If you want a trusted certificate, i.e. issued by Let’s Encrypt, then you need a domain that has a public DNS record pointing to your IP address, and ports 80 and 443 open and forwarded to your server so that it can be reached from outside your network. Then all you need to do is tell Caddy the domain name to use and the rest is automated.

1 Like

Thank you, that cleared up a lot of my confusion.

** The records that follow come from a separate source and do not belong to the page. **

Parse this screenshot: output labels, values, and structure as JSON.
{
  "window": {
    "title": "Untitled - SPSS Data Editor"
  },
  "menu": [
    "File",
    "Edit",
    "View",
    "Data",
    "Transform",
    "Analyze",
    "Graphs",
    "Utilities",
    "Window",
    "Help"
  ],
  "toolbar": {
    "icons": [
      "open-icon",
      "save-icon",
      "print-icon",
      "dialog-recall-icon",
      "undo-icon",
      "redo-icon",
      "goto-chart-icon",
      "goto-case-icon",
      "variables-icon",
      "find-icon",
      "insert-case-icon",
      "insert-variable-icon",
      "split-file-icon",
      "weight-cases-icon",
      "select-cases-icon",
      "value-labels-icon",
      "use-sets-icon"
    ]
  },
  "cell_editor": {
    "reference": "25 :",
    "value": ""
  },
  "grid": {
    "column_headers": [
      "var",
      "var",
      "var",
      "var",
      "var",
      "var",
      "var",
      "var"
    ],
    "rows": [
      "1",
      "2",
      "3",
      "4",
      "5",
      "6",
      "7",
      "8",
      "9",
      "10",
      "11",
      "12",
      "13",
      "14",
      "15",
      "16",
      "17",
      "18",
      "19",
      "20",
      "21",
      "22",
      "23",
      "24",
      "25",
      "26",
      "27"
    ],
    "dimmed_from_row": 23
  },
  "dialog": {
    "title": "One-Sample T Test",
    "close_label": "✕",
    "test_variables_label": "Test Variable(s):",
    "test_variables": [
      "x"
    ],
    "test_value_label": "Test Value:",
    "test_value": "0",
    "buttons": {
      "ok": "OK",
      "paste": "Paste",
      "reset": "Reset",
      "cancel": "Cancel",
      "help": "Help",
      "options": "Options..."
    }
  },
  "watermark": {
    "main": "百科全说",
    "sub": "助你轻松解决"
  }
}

This is my caddy configuration for a jellyfin reverse proxy, my local network is 192.168.131.0 and jellyfin runs on another computer (192.168.131.121). If you are running jellyfin on the same PC as caddy then you could reverse proxy 127.0.0.1:8096:

jellyfin.mysubdomain.duckdns.org {

        tls myemail@gmail.com
        encode gzip
        @external {
                not remote_ip 192.168.131.0/24
        }
        log {
                output file /var/log/caddy/jellyfin.log {
                roll true                       # Rotate logs, enabled by default
                roll_size_mb 5                  # Set max size 5 MB
                roll_gzip true                  # Whether to compress rolled files
                roll_local_time true            # Use localhost time
                roll_keep 2                     # Keep at most 2 log files
                roll_keep_days 7                # Keep log files for 7 days
                level error 
                }
        }
        reverse_proxy 192.168.131.121:8096 
}

This topic was automatically closed after 30 days. New replies are no longer allowed.